Tomando como epicentro la vida y muerte de la cigarra (o chicharra, como
también se le conoce), Montejo aborda una de las grandes frustraciones del
hombre, en todas las épocas: la aparente inaprehensibilidad del tiempo. Y si
decimos aparente es porque sólo a través de la poesía somos capaces de romper
las fronteras inefables que nos sujetan al tiempo. En “Partitura de la cigarra”, el poeta lo logra de manera magistral:
“El tiempo que intercambia la presencia y
la ausencia,/ el canto verde y el silencio de ceniza,/ el tiempo con los ojos
secos de la cigarra/ variando sin variar, noches y días/ ¿Ha de borrarse todo en los caminos?”. He
aquí un tiempo circular, perfecto. Tiempo
en el que frases y palabras que denotan oposición, representan el comienzo y el
final, la serpiente mítica que se muerde la cola, la muerte y el renacer. Así,
la vida no sería vida si no existiera su contraparte: la muerte. Presencia y ausencia, canto verde y canto de
cenizas, noches y días...; el empleo de éstos y otros opuestos le confiere
al poema –y al tiempo- una bruma de continuidad, de sutil movimiento de rueda,
pues el tiempo es uno y todos los tiempos, fundidos y vueltos a fundir en la
mirada del poeta: La maga maestra
del bosque muda su tiempo
verde en tiempo blanco, pero el grito es
idéntico desde hace milenios, se ausenta y
retorna, no cambia. Cual
ave fénix, la cigarra renace de sus cenizas, año tras año, durante la estación
de lluvia. Es entonces cuando el bosque reverdece con sus primeros cantos.

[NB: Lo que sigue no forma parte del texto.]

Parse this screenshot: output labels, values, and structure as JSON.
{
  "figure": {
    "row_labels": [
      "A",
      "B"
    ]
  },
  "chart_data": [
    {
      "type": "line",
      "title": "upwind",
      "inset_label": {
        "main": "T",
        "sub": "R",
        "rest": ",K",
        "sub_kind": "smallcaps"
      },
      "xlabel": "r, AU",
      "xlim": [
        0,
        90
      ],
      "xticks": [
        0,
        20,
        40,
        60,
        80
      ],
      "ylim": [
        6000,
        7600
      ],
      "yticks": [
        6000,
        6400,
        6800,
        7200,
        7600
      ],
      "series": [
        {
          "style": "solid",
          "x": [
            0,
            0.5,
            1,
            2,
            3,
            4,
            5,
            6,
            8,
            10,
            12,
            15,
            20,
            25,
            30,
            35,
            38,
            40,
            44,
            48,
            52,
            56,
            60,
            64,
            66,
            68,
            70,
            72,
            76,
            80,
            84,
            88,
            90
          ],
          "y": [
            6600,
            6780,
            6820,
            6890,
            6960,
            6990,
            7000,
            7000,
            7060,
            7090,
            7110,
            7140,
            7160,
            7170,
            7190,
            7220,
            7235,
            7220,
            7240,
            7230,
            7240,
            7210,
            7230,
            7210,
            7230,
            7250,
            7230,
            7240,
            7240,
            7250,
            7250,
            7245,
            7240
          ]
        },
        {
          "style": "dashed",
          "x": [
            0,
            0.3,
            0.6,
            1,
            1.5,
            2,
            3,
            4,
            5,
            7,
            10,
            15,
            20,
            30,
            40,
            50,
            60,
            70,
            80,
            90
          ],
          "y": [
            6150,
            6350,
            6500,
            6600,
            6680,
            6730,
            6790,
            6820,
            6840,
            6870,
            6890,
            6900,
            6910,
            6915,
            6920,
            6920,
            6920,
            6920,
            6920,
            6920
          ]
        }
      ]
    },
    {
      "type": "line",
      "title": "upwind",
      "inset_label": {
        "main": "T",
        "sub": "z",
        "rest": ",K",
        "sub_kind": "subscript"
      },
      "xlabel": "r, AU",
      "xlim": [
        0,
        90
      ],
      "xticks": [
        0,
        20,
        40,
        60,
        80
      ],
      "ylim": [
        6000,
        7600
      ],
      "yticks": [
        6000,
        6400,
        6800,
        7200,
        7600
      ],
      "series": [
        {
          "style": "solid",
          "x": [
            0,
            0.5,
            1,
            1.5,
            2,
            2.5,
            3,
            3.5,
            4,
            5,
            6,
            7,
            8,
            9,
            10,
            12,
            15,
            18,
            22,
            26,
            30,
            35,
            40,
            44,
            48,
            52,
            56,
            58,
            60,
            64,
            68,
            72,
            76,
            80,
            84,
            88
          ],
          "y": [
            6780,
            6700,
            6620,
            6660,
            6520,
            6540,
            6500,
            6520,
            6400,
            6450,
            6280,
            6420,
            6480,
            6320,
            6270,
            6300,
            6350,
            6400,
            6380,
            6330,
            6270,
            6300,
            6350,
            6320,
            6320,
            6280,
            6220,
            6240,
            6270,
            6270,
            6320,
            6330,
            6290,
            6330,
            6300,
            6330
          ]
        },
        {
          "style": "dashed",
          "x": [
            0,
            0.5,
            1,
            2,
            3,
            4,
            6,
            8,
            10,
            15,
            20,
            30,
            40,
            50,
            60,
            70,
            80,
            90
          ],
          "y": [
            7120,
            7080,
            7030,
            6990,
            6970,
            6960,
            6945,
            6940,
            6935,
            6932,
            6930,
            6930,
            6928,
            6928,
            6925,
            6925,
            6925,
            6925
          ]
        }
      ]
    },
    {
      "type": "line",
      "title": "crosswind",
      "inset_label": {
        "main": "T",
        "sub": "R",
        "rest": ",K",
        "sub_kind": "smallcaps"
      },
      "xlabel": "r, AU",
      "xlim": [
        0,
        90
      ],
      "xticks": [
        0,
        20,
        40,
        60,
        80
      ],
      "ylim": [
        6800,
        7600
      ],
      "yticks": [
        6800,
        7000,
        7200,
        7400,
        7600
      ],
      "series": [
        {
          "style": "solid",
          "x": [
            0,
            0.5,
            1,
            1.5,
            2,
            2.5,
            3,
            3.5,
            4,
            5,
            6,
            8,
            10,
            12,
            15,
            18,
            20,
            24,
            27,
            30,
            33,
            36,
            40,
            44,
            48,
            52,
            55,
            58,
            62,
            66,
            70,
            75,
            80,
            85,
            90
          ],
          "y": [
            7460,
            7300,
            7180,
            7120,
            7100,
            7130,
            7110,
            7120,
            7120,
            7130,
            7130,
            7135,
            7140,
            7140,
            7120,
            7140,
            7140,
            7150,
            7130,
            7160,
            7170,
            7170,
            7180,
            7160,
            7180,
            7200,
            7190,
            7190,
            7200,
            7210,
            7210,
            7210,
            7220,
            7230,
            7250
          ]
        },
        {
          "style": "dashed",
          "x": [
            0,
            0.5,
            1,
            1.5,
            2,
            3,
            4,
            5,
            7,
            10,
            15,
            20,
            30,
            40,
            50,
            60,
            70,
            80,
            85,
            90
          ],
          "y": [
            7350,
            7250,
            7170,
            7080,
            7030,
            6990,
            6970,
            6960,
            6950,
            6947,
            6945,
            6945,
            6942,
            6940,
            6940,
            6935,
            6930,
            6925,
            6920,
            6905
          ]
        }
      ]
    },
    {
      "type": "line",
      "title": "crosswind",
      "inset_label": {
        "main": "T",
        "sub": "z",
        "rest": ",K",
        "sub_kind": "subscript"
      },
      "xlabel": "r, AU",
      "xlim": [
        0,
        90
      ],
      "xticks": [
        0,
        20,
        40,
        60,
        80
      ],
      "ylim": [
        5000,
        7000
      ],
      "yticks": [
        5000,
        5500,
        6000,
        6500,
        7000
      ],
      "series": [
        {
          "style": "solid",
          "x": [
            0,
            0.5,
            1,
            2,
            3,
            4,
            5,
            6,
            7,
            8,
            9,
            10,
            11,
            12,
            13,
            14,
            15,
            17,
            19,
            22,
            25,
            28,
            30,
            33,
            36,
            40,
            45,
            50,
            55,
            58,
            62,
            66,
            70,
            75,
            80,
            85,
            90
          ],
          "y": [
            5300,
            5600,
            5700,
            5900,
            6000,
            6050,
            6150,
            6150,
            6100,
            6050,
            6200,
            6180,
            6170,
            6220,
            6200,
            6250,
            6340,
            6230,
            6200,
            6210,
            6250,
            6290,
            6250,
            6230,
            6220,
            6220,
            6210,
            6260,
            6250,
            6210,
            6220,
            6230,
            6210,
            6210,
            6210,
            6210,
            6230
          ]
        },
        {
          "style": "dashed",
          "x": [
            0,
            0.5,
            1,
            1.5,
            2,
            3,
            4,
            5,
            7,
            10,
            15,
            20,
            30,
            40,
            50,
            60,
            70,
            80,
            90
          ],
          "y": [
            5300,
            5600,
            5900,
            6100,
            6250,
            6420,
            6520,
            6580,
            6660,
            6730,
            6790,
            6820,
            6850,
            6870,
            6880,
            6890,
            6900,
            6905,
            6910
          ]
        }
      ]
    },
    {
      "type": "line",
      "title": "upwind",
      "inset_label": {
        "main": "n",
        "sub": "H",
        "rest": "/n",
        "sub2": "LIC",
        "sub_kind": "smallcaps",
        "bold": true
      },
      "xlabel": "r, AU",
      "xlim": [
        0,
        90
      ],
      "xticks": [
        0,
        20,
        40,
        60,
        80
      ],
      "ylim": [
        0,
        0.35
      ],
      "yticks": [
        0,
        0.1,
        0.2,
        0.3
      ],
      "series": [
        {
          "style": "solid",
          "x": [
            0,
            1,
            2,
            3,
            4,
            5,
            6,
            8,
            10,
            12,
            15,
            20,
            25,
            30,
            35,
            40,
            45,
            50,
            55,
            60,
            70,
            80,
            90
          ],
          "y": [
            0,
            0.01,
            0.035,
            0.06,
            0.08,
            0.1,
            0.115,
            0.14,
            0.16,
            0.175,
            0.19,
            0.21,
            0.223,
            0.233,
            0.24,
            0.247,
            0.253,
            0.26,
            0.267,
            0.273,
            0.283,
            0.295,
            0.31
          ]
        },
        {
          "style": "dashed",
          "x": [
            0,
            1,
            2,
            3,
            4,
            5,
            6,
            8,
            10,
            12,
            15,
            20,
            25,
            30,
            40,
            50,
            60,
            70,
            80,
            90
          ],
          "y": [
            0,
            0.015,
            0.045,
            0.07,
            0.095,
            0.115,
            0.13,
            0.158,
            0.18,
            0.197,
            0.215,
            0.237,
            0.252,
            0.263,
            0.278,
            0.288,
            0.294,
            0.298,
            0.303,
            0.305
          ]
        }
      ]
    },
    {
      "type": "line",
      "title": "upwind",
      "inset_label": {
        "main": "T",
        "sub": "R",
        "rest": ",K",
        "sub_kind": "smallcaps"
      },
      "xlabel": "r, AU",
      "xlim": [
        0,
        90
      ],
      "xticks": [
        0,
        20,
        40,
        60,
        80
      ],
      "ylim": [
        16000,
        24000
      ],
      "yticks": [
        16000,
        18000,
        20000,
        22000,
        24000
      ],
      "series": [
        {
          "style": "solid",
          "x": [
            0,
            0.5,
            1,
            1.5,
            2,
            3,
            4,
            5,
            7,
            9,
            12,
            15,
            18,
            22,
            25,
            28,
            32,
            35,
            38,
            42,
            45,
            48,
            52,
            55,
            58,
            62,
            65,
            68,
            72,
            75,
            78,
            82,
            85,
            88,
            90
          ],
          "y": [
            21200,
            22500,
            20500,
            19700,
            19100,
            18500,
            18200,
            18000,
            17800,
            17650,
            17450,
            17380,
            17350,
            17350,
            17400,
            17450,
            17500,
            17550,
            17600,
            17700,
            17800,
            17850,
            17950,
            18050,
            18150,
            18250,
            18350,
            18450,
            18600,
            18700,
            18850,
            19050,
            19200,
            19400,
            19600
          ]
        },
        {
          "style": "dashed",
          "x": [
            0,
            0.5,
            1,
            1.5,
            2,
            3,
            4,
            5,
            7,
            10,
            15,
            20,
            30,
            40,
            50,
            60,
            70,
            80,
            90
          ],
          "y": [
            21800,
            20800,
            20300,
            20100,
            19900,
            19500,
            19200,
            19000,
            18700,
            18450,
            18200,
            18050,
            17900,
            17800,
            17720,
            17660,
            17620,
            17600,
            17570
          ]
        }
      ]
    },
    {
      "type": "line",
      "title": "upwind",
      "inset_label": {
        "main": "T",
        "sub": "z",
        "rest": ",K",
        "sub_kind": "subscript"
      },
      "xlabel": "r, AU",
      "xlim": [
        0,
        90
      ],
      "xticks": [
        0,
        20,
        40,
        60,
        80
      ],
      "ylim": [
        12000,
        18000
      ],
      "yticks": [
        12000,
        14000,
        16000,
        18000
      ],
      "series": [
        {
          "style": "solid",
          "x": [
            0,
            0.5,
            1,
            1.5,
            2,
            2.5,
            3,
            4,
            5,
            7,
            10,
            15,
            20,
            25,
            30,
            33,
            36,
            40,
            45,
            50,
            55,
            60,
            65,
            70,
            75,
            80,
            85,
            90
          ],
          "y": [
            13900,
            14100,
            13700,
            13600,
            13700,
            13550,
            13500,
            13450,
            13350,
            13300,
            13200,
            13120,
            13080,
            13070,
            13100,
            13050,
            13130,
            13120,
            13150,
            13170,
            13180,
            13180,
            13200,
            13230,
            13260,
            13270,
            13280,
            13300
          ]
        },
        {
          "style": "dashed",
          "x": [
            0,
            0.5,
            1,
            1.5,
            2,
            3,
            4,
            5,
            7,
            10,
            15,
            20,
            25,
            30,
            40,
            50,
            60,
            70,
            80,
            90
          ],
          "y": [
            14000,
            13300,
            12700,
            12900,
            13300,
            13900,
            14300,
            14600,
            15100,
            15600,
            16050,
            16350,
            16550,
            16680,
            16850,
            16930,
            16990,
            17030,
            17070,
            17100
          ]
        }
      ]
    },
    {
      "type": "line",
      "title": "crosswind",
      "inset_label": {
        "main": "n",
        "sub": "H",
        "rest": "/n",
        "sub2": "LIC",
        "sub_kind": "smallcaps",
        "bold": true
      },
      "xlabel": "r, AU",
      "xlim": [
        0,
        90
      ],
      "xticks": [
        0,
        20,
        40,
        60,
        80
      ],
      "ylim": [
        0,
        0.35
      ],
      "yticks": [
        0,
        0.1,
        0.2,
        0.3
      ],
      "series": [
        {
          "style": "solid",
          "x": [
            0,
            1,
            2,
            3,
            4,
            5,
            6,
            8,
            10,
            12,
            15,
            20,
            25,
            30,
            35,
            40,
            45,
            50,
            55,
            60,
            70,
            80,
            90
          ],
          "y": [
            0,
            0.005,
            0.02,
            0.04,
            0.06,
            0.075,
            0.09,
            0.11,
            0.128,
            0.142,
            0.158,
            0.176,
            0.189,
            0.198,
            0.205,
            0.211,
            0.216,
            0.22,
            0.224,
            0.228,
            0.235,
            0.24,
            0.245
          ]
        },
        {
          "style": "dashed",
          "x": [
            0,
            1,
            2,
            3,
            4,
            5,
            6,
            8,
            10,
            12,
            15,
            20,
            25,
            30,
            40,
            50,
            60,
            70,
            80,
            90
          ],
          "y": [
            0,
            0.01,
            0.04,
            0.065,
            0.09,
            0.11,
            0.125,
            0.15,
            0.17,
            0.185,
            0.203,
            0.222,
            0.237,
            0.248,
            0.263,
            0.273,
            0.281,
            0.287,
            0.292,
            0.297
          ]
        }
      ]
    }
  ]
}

Tiempo, poesía, música y renacimiento; elementos que se retroalimentan,
formando un círculo infinito en el que el bosque –esa otredad que nos desborda-
es reino mágico y purificador; y la cigarra, reina y sierva de aquel país de
árboles que una vez habitamos, y que simboliza (la chicharra) la voz de una
naturaleza herida por la mano destructora del hombre. Voz que es silbo y
primavera tropical. Canto que traspasa el silencio de los tiempos que conoce de
soles y de lunas. La cigarra busca a través de su música no sólo la
trascendencia y supervivencia de su propio ser, sino la del bosque mismo:
morada, refugio, hogar y fortaleza desde donde nos descifra los códigos
secretos de la naturaleza. Pero parece haber allí cierta contradicción, pues a
pesar de que la cigarra canta para demostrarnos su eterna –y frágil-
existencia, el canto mismo lleva consigo el signo de la muerte: murió reventado como la chicharra, dice
un conocido refrán. Este ejemplo lo ilustra como un sol: Lo que escuché
de la cigarra, lo que me dijo con su grito una
vez, con su silencio, lo que sigue
diciéndome a lo lejos, hoy que su
cuerpo se quemó de música. En “Partitura de la cigarra”, el lector percibe
una especie de coro órfico que lo conecta con la espiritualidad áurica que es
esencia del universo y del hombre; partitura cósmica y terrena a la vez. Poesía
es ante todo oído y ritmo. En tal sentido,
el poema que nos ocupa es en sí una gran metáfora donde la musicalidad
penetra (a veces en forma de silencios o de murmullos íntimos, casi inaudibles)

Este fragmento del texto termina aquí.